We spend a substantial part of our days visually scanning an area for something we want—our keys or ketchup, for example. For scientists the way we do so “provides a window into how our minds sift through the information that arrives at our eyes,” says Jason Fischer, a cognitive neuroscientist at Johns Hopkins University. Past research has focused on readily apparent visual characteristics such as color, shape and size. But an object's intrinsic physical properties—things we know from experience but cannot see, such as hardness—also come into play.

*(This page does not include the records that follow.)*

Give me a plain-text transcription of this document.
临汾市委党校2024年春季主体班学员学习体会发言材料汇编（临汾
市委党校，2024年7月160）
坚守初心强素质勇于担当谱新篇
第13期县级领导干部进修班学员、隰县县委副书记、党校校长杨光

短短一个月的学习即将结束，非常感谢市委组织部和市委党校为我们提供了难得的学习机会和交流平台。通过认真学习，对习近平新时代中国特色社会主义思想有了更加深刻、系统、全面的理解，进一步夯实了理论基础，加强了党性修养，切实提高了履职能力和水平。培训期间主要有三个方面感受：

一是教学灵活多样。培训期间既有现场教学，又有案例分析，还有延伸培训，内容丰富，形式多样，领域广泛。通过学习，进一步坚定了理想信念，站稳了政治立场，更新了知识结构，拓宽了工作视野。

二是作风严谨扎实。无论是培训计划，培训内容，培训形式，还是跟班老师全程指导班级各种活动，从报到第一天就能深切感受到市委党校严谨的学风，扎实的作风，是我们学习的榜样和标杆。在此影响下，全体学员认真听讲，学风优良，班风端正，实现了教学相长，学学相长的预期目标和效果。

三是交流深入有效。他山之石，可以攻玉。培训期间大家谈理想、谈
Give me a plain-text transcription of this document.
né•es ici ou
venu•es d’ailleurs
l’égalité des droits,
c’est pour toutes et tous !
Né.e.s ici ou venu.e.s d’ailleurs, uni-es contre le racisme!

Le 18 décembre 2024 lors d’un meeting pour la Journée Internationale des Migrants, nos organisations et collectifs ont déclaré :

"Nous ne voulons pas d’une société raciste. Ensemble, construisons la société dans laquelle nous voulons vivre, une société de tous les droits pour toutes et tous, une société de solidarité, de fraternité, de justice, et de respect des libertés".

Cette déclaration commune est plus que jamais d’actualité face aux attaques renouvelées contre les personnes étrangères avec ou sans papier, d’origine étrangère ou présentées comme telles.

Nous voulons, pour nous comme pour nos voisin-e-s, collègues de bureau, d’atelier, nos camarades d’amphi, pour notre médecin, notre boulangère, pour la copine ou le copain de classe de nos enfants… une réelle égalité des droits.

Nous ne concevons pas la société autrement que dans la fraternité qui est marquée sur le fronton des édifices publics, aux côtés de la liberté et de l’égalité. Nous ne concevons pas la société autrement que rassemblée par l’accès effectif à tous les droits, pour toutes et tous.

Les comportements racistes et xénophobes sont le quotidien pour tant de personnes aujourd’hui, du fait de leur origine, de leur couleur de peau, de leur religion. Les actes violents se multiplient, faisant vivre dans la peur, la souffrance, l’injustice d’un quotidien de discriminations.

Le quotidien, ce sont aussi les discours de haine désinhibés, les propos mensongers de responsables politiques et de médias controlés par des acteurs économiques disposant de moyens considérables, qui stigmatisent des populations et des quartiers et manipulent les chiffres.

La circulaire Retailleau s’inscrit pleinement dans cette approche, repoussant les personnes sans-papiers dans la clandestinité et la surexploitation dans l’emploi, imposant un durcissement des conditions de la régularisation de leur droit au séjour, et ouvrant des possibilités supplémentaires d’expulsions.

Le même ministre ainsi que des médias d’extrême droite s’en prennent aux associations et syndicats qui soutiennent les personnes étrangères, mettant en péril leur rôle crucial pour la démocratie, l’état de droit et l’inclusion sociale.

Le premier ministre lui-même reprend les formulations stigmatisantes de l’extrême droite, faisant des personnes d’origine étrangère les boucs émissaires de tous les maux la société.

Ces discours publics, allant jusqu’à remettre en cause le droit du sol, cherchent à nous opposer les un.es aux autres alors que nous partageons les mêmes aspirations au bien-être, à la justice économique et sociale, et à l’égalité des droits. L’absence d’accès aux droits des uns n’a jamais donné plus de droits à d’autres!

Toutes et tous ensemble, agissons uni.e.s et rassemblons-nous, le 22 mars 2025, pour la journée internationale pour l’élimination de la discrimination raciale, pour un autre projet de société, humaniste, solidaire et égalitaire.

“You may not be able to immediately see that a brick is heavier than a soda can and harder than a piece of cake, but you know it. And that knowledge guides how you act on a brick as compared with those other objects,” says Fischer, senior author on a new study led by graduate student Li Guo. “We asked whether that knowledge about objects' hidden physical properties is, in itself, something you can use to locate objects faster.” The study was published online in May in the Journal of Experimental Psychology: General.
Researchers asked study participants to pick out the image of an item in a grid of other objects as quickly as possible. Each grid was controlled for the color, size and shape of the objects presented, so participants could not use easy visual cues. For example, when they were asked to find a cutting board, the grid also included softer but similarly colored items such as a croissant and a bandage and similarly shaped items, among them a sponge, pillow and paper bag.
The researchers “found that people automatically used what they knew about an object's hardness to find it faster,” Fischer says. By tracking participants' eye movements, the team saw that people spent less time examining objects without the correct hardness. This held even when participants assessed a grid of simplistic black-and-white line drawings in which physical traits were only implied, Guo says.
“When I'm searching for an object, thinking about that object summons up a variety of useful information that my mind will leverage to find it as efficiently as possible,” Fischer explains. “It's a built-in trick that you can use without any awareness of doing so.”
Vivian C. Paulun, a vision researcher at the University of Giessen in Germany, who was not involved in the study, says it shows that a haptic (touch-based) property can influence visual attention by association. “An obvious next step would be to test whether this effect can be replicated with other mechanical, nonvisual object properties, such as fragility,” Paulun observes. “This would strengthen the evidence that physical object properties guide visual attention.”